Welcome to our eleventh and final piece of  coverage of this year’s London Film Festival. And on what a film to end with…

Jacques Audiard is a formidable talent. Prior to Rust & Bone, his seventh feature length picture, the French filmmaker was three for three in the post-millenial landscape. While Un prophète and The Beat That My Heart Skipped helped to cement Audiard’s position as one of the pre-eminent contemporary French filmmakers, it is 2001’s Read My Lips that his latest work shares the greatest of symmetry with. Rust & Bone is something of a diversion even on those terms though. For one thing, it’s not a crime drama, a first for the director, and while Read My Lips was in itself something of a skewed romance, the brutal nature of Rust & Bone places it in a different place entirely. 

Rust & Bone features a pair of protagonists. Stéphanie, a killer whale trainer whose life is struck by tragedy forms an unlikely bond with Ali, a man whose own life is one tinged with affliction. And herein lies the greatest problem with Rust & Bone, for on paper, or even spoken out aloud, the premise of the movie sounds preposterous, or even hokey. And yet, in spite of this the film itself is executed in such a manner that it’s little short of a bona-fide masterpiece. Audiard’s tale of misfortunate infinitum plays out like Martin Scorsese via Marcel Carné, a modern day fairytale of heightened reality, with what might come across as mawkish melodrama in other hands spun in to something genuinely affecting and marvellous instead. 

The split protagonist approach to Rust & Bone means that the film itself has a converging narrative of two halves for the first two acts of the movie. As Stéphanie and Ali face their own personal affectations fate draws them together, and, again, while this could come across as trite or convenient Audiard manages to keep it on track. The films central performance impress greatly, with Matthias Schoenaerts something of a revelation as Ali, with the Belgian actor convincingly portraying the complex balance of sympathy and aggression, while Marion Cotillard takes the kind of figure that would usually be frowned upon were it from the Hollywood stable and made wholly thoughtful and sincere. What might ordinarily be written off as a “prestige” performance aiming for awards never feels as so when filtered through Cotillard.

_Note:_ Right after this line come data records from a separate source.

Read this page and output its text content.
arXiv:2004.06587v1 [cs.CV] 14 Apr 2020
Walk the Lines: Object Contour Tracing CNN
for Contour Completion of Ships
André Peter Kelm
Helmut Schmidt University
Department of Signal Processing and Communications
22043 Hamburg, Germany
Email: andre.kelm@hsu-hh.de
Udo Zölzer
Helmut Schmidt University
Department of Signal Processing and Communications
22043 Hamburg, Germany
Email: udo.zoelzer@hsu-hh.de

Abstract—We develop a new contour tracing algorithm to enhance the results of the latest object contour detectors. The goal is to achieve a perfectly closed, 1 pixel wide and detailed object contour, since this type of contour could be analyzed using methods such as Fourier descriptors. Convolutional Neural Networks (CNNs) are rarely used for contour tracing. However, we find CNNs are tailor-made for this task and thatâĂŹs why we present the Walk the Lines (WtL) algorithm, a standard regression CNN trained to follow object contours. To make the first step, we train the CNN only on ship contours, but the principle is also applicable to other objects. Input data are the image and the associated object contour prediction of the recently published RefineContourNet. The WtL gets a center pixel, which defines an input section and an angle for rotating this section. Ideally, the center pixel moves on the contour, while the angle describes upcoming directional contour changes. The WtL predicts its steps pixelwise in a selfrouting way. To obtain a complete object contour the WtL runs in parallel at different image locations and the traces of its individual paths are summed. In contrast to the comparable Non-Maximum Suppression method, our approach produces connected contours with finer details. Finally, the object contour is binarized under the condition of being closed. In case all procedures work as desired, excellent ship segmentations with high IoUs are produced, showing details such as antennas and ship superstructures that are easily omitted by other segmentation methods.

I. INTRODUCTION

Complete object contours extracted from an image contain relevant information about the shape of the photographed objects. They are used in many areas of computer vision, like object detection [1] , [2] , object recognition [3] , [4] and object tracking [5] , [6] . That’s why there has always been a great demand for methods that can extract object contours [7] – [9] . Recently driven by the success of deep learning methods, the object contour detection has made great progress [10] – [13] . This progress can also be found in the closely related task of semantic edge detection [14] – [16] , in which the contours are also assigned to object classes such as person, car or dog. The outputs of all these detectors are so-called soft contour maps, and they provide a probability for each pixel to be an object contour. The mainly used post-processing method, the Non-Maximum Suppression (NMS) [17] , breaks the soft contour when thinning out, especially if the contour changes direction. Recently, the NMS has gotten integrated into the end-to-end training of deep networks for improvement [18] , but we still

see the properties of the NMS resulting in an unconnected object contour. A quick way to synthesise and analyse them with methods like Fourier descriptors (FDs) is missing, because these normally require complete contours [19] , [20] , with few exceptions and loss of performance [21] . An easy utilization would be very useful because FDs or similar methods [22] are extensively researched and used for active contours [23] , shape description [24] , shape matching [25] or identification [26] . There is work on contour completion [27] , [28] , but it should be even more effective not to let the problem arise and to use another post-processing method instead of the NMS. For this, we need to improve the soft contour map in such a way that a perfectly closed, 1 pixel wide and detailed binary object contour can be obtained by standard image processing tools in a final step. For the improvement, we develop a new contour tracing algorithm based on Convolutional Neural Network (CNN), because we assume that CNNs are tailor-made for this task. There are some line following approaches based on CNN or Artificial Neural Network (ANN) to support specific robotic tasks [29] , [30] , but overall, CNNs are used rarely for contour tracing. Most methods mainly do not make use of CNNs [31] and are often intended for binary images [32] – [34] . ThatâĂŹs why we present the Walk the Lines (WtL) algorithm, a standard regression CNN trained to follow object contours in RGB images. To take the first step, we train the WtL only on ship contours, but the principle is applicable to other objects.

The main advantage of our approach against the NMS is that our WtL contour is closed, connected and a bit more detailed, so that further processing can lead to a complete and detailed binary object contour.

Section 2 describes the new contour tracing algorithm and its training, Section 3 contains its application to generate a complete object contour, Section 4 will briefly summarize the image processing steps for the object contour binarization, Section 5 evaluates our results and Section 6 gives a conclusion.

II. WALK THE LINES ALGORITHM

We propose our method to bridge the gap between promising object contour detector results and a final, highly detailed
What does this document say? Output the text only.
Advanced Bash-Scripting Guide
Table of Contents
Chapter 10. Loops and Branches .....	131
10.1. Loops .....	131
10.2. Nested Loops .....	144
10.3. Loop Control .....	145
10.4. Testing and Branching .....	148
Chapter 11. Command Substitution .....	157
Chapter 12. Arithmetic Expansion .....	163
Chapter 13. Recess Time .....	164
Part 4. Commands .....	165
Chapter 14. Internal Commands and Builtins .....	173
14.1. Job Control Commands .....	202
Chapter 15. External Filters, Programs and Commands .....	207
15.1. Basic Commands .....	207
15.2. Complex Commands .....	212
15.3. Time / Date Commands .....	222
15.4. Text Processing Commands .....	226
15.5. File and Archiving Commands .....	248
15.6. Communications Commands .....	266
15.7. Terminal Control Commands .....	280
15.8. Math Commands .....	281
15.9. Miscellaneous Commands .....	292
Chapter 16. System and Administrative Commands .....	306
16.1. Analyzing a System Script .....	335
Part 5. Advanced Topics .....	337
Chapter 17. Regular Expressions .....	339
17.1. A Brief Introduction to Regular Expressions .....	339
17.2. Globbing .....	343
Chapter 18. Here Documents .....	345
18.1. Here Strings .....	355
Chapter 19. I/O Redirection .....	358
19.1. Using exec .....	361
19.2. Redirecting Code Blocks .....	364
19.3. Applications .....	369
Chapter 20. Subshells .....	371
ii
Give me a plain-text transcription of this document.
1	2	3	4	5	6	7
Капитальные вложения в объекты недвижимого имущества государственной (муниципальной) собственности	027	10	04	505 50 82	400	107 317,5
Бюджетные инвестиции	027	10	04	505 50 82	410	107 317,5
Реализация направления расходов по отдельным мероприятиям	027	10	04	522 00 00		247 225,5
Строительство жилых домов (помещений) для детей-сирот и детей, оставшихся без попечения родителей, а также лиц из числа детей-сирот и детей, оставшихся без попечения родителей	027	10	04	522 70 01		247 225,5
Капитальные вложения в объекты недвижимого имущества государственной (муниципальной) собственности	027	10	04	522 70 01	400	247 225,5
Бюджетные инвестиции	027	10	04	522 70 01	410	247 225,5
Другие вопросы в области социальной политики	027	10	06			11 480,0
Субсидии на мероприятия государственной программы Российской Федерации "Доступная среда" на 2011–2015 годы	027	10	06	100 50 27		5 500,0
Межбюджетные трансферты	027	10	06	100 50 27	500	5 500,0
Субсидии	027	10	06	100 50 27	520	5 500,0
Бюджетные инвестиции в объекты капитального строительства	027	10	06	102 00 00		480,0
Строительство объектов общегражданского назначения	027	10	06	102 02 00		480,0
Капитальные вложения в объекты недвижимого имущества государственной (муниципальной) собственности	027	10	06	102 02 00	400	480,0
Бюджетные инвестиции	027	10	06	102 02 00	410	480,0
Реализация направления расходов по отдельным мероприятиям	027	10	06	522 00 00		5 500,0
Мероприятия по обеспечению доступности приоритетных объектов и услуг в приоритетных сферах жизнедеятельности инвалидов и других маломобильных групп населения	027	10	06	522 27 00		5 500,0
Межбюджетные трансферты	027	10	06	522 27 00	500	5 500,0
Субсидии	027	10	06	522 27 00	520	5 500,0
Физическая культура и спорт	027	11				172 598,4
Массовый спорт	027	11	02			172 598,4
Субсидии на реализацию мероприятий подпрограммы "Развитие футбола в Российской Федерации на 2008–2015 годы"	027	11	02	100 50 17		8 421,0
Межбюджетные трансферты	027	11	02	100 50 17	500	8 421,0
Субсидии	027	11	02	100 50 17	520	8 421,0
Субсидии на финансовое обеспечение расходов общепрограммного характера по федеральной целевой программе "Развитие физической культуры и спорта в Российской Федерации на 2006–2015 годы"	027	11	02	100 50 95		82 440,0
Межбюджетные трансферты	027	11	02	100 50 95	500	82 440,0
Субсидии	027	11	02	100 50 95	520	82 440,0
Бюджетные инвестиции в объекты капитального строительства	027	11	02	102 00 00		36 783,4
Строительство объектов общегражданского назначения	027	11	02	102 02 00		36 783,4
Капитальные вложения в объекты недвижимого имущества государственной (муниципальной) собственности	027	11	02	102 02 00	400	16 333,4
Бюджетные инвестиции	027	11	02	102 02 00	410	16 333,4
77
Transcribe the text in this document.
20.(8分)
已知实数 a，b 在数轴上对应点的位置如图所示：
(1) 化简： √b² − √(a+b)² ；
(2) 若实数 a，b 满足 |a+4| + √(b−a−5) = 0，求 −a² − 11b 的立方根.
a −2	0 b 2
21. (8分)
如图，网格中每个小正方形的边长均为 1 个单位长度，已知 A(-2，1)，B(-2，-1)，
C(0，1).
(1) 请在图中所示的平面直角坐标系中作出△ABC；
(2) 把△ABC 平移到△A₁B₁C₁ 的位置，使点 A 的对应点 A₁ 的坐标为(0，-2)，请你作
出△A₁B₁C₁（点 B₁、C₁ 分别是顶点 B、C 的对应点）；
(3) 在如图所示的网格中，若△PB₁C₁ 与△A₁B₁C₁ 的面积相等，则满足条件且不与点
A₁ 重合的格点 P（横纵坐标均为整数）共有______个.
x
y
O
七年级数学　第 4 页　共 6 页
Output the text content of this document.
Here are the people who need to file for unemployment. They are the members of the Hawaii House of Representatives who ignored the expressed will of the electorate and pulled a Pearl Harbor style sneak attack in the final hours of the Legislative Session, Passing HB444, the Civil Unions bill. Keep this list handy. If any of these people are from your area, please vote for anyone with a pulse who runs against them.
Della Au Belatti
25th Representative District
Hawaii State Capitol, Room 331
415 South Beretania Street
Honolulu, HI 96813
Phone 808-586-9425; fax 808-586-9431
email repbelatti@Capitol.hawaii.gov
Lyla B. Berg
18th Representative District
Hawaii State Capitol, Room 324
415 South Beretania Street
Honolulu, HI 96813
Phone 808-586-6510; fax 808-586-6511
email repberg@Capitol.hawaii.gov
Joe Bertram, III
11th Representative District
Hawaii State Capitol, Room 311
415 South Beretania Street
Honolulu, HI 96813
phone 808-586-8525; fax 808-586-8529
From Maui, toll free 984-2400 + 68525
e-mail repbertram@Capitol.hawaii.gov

Audiard’s camera acts as voyeur for large sections of the film, which is in keeping with the intimate areas in which the narrative flows. Offsetting the affectionate nature of these sections are unsettling bursts of violence, as the reality of the world makes it’s own voice heard. Audiard shoots intensity from a tight angle, placing the viewer firmly within the uncomfortable, which is emphasised all the more by a keen focus on movement that fills the films opening act. As per the nature of the story at hand, hands and legs are accentuated, with each representing the physical attributes of both protagonists plights. The spiritual element present in Un prophète is replaced here by an almost magical tone, that riffs on the poetic realists, and again, drawing similarities to Scorsese, Audiard reappropriates a contemporary pop song to great effect: in Katy Perry’s Fireworks Audiard drew one of the great emotive reactions of the London Film Festival 2012.